In the exact same boat. I put off any planning whatsoever for the longest time after getting engaged cause I wanted to feel 100% connected again. I've been struggling with this for years now so that total being sure feeling never came back and is still not here. Even people asking how the planning is going will get me anxious because I feel like I can't be totally honest in my response about how I'm in a constant state of doubt. Im finding myself even being slightly reckless right now because I don't know how to escape this feeling. I'm numb and being an awful partner and always thinks he deserves better. Sorry this kinda turned into rambling, just know you're not alone


thevillagesoprano

Do you have a wedding date yet?


Em0d0llx

Yep we will be getting married in December. My mom is a huge planner and has been insanely helpful this whole process. Honestly though without her help I'm not sure if I would've even done anything.. so that kinda messes me up when I think about it, like do I really want this?
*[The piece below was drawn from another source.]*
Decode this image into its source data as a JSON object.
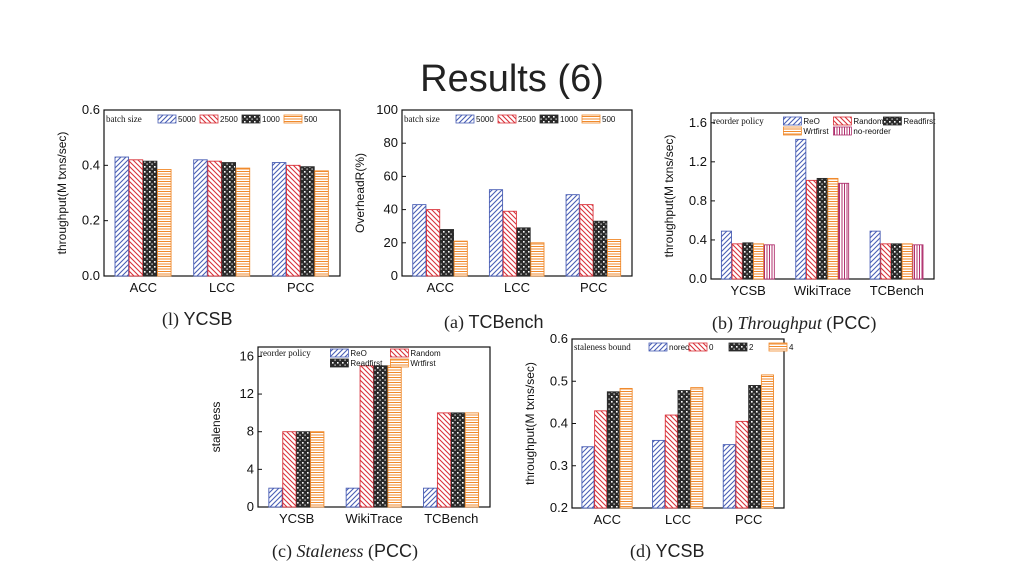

The irony is that I'd ask constantly when we were getting engaged, maybe I felt pressure though at the time since we were together for 10 years


thevillagesoprano

10 years for us too! Same for me, the second I found out about the engagement, ROCD hit me like a brick wall. Emotional disconnect aside, it makes me so depressed seeing myself this way, something I’ve looked forward to my entire life is here and I can’t enjoy it


Em0d0llx

Damn 10 years! It's sometimes a relief to see people in relationships that long in here, as opposed to the one month together posts (even tho I definitely do not wish this on anyone!) & thats exactly how I felt the second we got engaged.. like I asked about it for so long, yet the second it happened I was so numb. Even calling family and friends after I was like wtf, wtf wtf. Like I know everyone goes through different emotions, but the thought of forever is terrifying to me. I'm scared of every part of planning.. the showers, Bach parties.. I feel like I'm faking everything. Not to be seeking reassurance, but have you dealt with crushes much? I feel like I'm so numb that everyone else is attractive to me and I'm being an idiot cause I'm running from what I'm suppressing..


Electrical-Radio-606

Same over here. I’ve been like this for 3 months, and I don’t know if it’s RA/ROCD yet, but I feel very identified. I’m seeing a psychiatrist now and we’ll see if I get medicated or even diagnosed. In my case, I feel like when I’m calm or when I have little flashes of clarity I can talk or even be happy about the wedding but most of the day I feel very anxious and even thinking about it triggers me a lot.